Decades later, half a world away, China embarked on an even more ambitious, and ultimately catastrophic, industrialization drive: the Great Leap Forward (1958-1962). Under Mao Zedong's ideological conviction, the nation was mobilized to "surpass Britain in steel production" within fifteen years. Millions of peasants, diverted from agriculture, were pressed into building "backyard furnaces" in a frantic effort to produce steel. The propaganda machine tirelessly extolled the virtues of this "people's steel," depicting a unified nation striving for communist prosperity. However, like the British railings, the reality was a tragic farce. Much of the steel produced in these rudimentary furnaces was of abysmal quality – brittle, full of impurities, and utterly unusable for industrial purposes. Furthermore, the diversion of labor from farming, coupled with falsified production reports to meet unrealistic quotas, led directly to one of history's worst famines, claiming tens of millions of lives. The truth of the famine and the industrial failure was suppressed, dissent crushed, and the narrative of success maintained at an unimaginable human cost.

The parallels between these two seemingly disparate events are chilling. Both involved:

  • Mass Mobilization & Propaganda: Governments in crisis (war for Britain, ideological transformation for China) successfully rallied their populations to contribute en masse, leveraging powerful, albeit incomplete, narratives.
  • Disregard for Practicality: In Britain, the logistics of collecting and processing vast quantities of iron outstripped industrial capacity. In China, the steel produced was largely worthless, and the agricultural sector, the very foundation of life, was fatally neglected.
  • Systemic Secrecy & Deception: Both governments chose to withhold the full truth from their citizens. In Britain, it was a quiet omission to preserve morale and avoid embarrassment. In China, it was a brutal suppression of facts to maintain ideological control and prevent internal dissent.
  • The "End Justifies the Means": For Britain, winning the war was the paramount end, justifying a degree of paternalistic deception. For China, achieving rapid industrialization and communist ideals justified extreme measures, even at the cost of widespread suffering and death.
  • Profound Long-Term Costs: While the British experience primarily resulted in a subtle erosion of public trust and aesthetic scars, the Great Leap Forward led to an economic collapse and an unparalleled demographic catastrophe.

From a historian's viewpoint, these episodes underscore a timeless imperative: governments must be checked. Power, by its very nature, tends to concentrate information and decision-making, creating an environment where ambition or expediency can eclipse prudence and transparency. As the esteemed Lord Acton famously warned, "Power tends to corrupt, and absolute power corrupts absolutely." When the state, even with purportedly noble intentions, believes it knows best and that the "end justifies the means," it risks leading its citizens down paths paved with illusion and unintended suffering.

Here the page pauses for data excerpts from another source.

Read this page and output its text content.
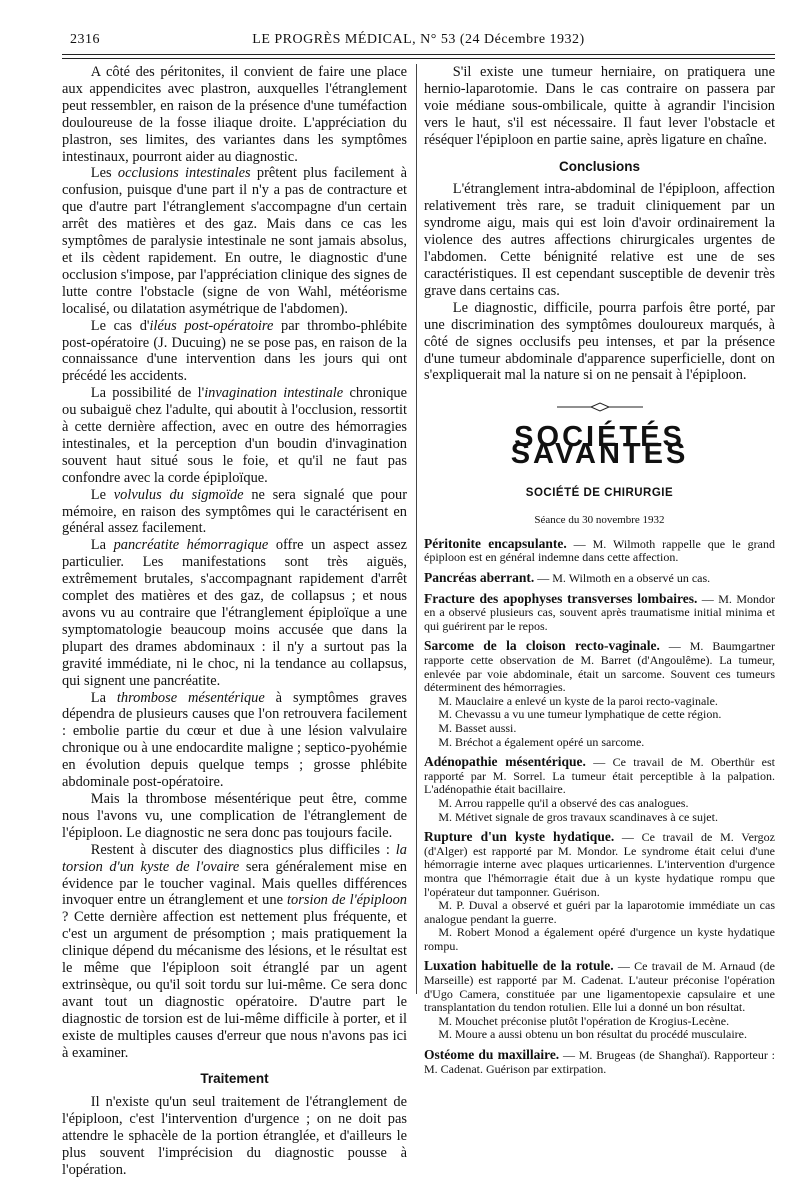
2316	LE PROGRÈS MÉDICAL, N° 53 (24 Décembre 1932)

A côté des péritonites, il convient de faire une place aux appendicites avec plastron, auxquelles l'étranglement peut ressembler, en raison de la présence d'une tuméfaction douloureuse de la fosse iliaque droite. L'appréciation du plastron, ses limites, des variantes dans les symptômes intestinaux, pourront aider au diagnostic.

Les occlusions intestinales prêtent plus facilement à confusion, puisque d'une part il n'y a pas de contracture et que d'autre part l'étranglement s'accompagne d'un certain arrêt des matières et des gaz. Mais dans ce cas les symptômes de paralysie intestinale ne sont jamais absolus, et ils cèdent rapidement. En outre, le diagnostic d'une occlusion s'impose, par l'appréciation clinique des signes de lutte contre l'obstacle (signe de von Wahl, météorisme localisé, ou dilatation asymétrique de l'abdomen).

Le cas d'iléus post-opératoire par thrombo-phlébite post-opératoire (J. Ducuing) ne se pose pas, en raison de la connaissance d'une intervention dans les jours qui ont précédé les accidents.

La possibilité de l'invagination intestinale chronique ou subaiguë chez l'adulte, qui aboutit à l'occlusion, ressortit à cette dernière affection, avec en outre des hémorragies intestinales, et la perception d'un boudin d'invagination souvent haut situé sous le foie, et qu'il ne faut pas confondre avec la corde épiploïque.

Le volvulus du sigmoïde ne sera signalé que pour mémoire, en raison des symptômes qui le caractérisent en général assez facilement.

La pancréatite hémorragique offre un aspect assez particulier. Les manifestations sont très aiguës, extrêmement brutales, s'accompagnant rapidement d'arrêt complet des matières et des gaz, de collapsus ; et nous avons vu au contraire que l'étranglement épiploïque a une symptomatologie beaucoup moins accusée que dans la plupart des drames abdominaux : il n'y a surtout pas la gravité immédiate, ni le choc, ni la tendance au collapsus, qui signent une pancréatite.

La thrombose mésentérique à symptômes graves dépendra de plusieurs causes que l'on retrouvera facilement : embolie partie du cœur et due à une lésion valvulaire chronique ou à une endocardite maligne ; septico-pyohémie en évolution depuis quelque temps ; grosse phlébite abdominale post-opératoire.

Mais la thrombose mésentérique peut être, comme nous l'avons vu, une complication de l'étranglement de l'épiploon. Le diagnostic ne sera donc pas toujours facile.

Restent à discuter des diagnostics plus difficiles : la torsion d'un kyste de l'ovaire sera généralement mise en évidence par le toucher vaginal. Mais quelles différences invoquer entre un étranglement et une torsion de l'épiploon ? Cette dernière affection est nettement plus fréquente, et c'est un argument de présomption ; mais pratiquement la clinique dépend du mécanisme des lésions, et le résultat est le même que l'épiploon soit étranglé par un agent extrinsèque, ou qu'il soit tordu sur lui-même. Ce sera donc avant tout un diagnostic opératoire. D'autre part le diagnostic de torsion est de lui-même difficile à porter, et il existe de multiples causes d'erreur que nous n'avons pas ici à examiner.

Traitement

Il n'existe qu'un seul traitement de l'étranglement de l'épiploon, c'est l'intervention d'urgence ; on ne doit pas attendre le sphacèle de la portion étranglée, et d'ailleurs le plus souvent l'imprécision du diagnostic pousse à l'opération.

S'il existe une tumeur herniaire, on pratiquera une hernio-laparotomie. Dans le cas contraire on passera par voie médiane sous-ombilicale, quitte à agrandir l'incision vers le haut, s'il est nécessaire. Il faut lever l'obstacle et réséquer l'épiploon en partie saine, après ligature en chaîne.

Conclusions

L'étranglement intra-abdominal de l'épiploon, affection relativement très rare, se traduit cliniquement par un syndrome aigu, mais qui est loin d'avoir ordinairement la violence des autres affections chirurgicales urgentes de l'abdomen. Cette bénignité relative est une de ses caractéristiques. Il est cependant susceptible de devenir très grave dans certains cas.

Le diagnostic, difficile, pourra parfois être porté, par une discrimination des symptômes douloureux marqués, à côté de signes occlusifs peu intenses, et par la présence d'une tumeur abdominale d'apparence superficielle, dont on s'expliquerait mal la nature si on ne pensait à l'épiploon.

SOCIÉTÉS SAVANTES
SOCIÉTÉ DE CHIRURGIE
Séance du 30 novembre 1932

Péritonite encapsulante. — M. Wilmoth rappelle que le grand épiploon est en général indemne dans cette affection.

Pancréas aberrant. — M. Wilmoth en a observé un cas.

Fracture des apophyses transverses lombaires. — M. Mondor en a observé plusieurs cas, souvent après traumatisme initial minima et qui guérirent par le repos.

Sarcome de la cloison recto-vaginale. — M. Baumgartner rapporte cette observation de M. Barret (d'Angoulême). La tumeur, enlevée par voie abdominale, était un sarcome. Souvent ces tumeurs déterminent des hémorragies.

M. Mauclaire a enlevé un kyste de la paroi recto-vaginale.

M. Chevassu a vu une tumeur lymphatique de cette région.

M. Basset aussi.

M. Bréchot a également opéré un sarcome.

Adénopathie mésentérique. — Ce travail de M. Oberthür est rapporté par M. Sorrel. La tumeur était perceptible à la palpation. L'adénopathie était bacillaire.

M. Arrou rappelle qu'il a observé des cas analogues.

M. Métivet signale de gros travaux scandinaves à ce sujet.

Rupture d'un kyste hydatique. — Ce travail de M. Vergoz (d'Alger) est rapporté par M. Mondor. Le syndrome était celui d'une hémorragie interne avec plaques urticariennes. L'intervention d'urgence montra que l'hémorragie était due à un kyste hydatique rompu que l'opérateur dut tamponner. Guérison.

M. P. Duval a observé et guéri par la laparotomie immédiate un cas analogue pendant la guerre.

M. Robert Monod a également opéré d'urgence un kyste hydatique rompu.

Luxation habituelle de la rotule. — Ce travail de M. Arnaud (de Marseille) est rapporté par M. Cadenat. L'auteur préconise l'opération d'Ugo Camera, constituée par une ligamentopexie capsulaire et une transplantation du tendon rotulien. Elle lui a donné un bon résultat.

M. Mouchet préconise plutôt l'opération de Krogius-Lecène.

M. Moure a aussi obtenu un bon résultat du procédé musculaire.

Ostéome du maxillaire. — M. Brugeas (de Shanghaï). Rapporteur : M. Cadenat. Guérison par extirpation.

The integrity of a nation's relationship with its people rests on a foundation of truth and accountability. Thomas Jefferson's dictum, "Eternal vigilance is the price of liberty," applies not just to safeguarding individual freedoms, but to holding state power accountable for its actions and pronouncements. George Washington, understanding the dual nature of governance, noted: "Government is not reason; it is not eloquence; it is force. Like fire, it is a dangerous servant and a fearful master."10

The visible stumps of missing railings in British cities and the invisible graves of millions who perished during China's steel famine stand as solemn monuments to this truth. They are historical lessons that transcend specific political systems or historical contexts, serving as a perpetual reminder that even in times of grave national challenge, transparency, accountability, and the unyielding scrutiny of government are not mere luxuries, but the very bedrock of a functional and ethical society.